Before any medicinal product is given permission to access the Irish market, it must be first tested in a clinical trial to verify that it is safe and fit for use. Any legislation impacting on trials has a considerable effect on the ability of medicinal products to access the market, so we review recent changes in this area.
Clinical trials in Ireland are currently primarily governed by the European Communities (Clinical Trials on Medicinal Products for Human Use) Regulations 2004. These Regulations transposed European Directive 2001/20/EC. At present, a clinical trial may only be started or conducted in Ireland if:
- the ethics committee of the organisation where the trial is to be carried out has issued a favourable opinion;
- the Health Products Regulatory Authority (“HPRA” – formerly the Irish Medicines Board) has granted an authorisation; and
- the sponsor or legal representative of the sponsor is established within the European Union.
However, this process is set to change due to the adoption by the European Union of Regulation No 536/2014 on clinical trials on medicinal products for human use (“Regulation”), which was published in the Official Journal of the European Union on 27 May, 2014 and can be found here. The new Regulation replaces Directive 2001/20/EC. Given that it is a Regulation, its requirements are automatically applicable in each Member State once it comes into force.
The Regulation harmonises the rules for setting up and conducting clinical trials. It will offer the use of a single, free-of-charge online portal, administered by the European Medicines Agency. This will allow sponsors to submit a single application dossier through a centralised, web-based portal, the EU portal, to all Member States in which the sponsor wishes to conduct a clinical trial. A publicly accessible database will store all information relevant to the clinical trial.
There will then be a single authorisation procedure, with a single decision per member state and a single fee per member state.

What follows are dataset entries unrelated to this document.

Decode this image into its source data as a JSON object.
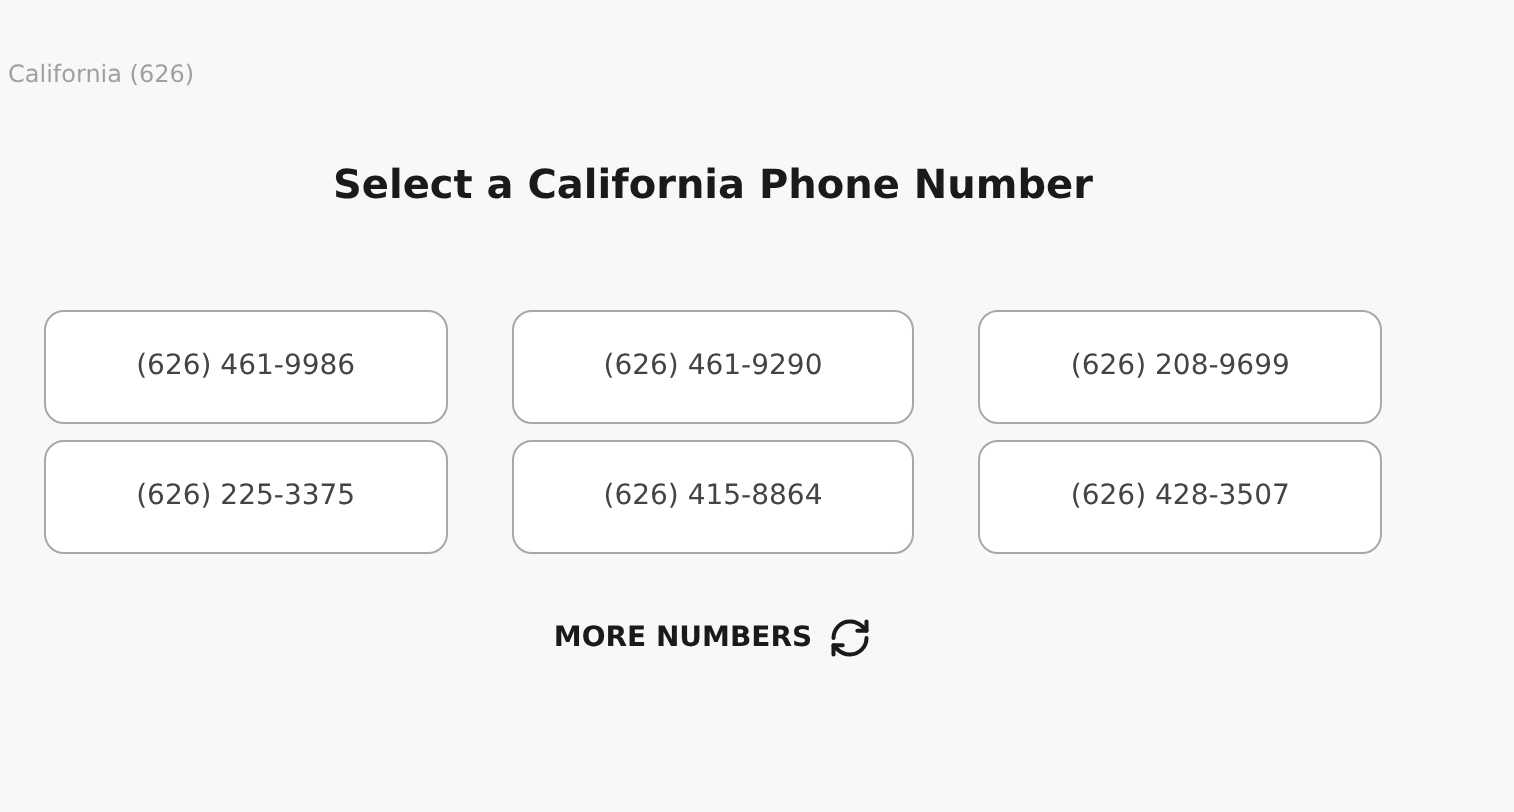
{
  "breadcrumb": "California (626)",
  "title": "Select a California Phone Number",
  "numbers": [
    "(626) 461-9986",
    "(626) 461-9290",
    "(626) 208-9699",
    "(626) 225-3375",
    "(626) 415-8864",
    "(626) 428-3507"
  ],
  "more_button": "MORE NUMBERS"
}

The application will then undergo a two stage joint “scientific assessment”. Part I is jointly assessed by all Member States concerned, while part II is assessed by each Member State concerned separately. It is hoped that the first part will strengthen the rules on the protection of patients and informed consent, while the second will ensure greater transparency on the information that arises from these trials. It should be noted that for all clinical trial applications submitted before this Regulation comes into force, the current directive will apply for a further 3 years. The Regulation shall come into force 6 months after the EU portal and database is fully functional, or no earlier than 28 May, 2016. However, currently an implementation date in early 2017 is likely.
The new legislation will also change the role of Ireland’s research ethics committees. The committee will no longer be selected by the sponsor; instead it will have an application assigned to it. The committee will also be involved in the first part of the assessment process and must conduct the second part of the process. This process will also involve various agencies such as the HPRA and the Health Information Quality Authority, to which the Minister for Health’s supervisory body role will be transferred, which will liaise with the ethics committees.

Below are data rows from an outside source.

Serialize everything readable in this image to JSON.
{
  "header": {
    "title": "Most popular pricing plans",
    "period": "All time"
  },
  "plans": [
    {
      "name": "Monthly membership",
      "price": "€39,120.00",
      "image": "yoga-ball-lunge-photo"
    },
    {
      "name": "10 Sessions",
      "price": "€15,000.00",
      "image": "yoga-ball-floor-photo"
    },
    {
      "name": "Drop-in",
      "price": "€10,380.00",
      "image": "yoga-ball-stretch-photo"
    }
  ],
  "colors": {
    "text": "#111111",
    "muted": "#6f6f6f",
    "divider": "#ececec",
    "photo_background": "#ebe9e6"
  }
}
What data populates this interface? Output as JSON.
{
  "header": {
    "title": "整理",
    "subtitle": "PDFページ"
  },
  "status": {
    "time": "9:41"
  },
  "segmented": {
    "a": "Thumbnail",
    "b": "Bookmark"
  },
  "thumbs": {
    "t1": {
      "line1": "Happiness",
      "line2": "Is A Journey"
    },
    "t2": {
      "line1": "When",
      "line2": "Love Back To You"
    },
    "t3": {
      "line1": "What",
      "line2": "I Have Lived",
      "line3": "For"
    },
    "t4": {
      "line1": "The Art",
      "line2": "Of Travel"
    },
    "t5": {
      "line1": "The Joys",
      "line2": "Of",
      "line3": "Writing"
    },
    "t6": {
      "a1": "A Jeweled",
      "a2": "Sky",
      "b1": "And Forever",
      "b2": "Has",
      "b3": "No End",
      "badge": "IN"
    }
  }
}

In the new legislation, there is also an effort to make clinical research transparent and open to the public. There will be an obligation on the sponsor to submit a summary of the trial’s results that will be made publicly accessible on the EU database. Details of the results, including a summary in plain language, are to be submitted within one year of conclusion of the trial.
The Irish Department of Health has commenced work to identify what changes will be necessary to implement the new requirements. Although the Regulation will apply directly i.e. Irish implementing legislation will not be required, it is likely that Irish secondary legislation will be required to give further effect to the requirements of the Regulation and that consequential amendments to other medicines legislation will be necessary.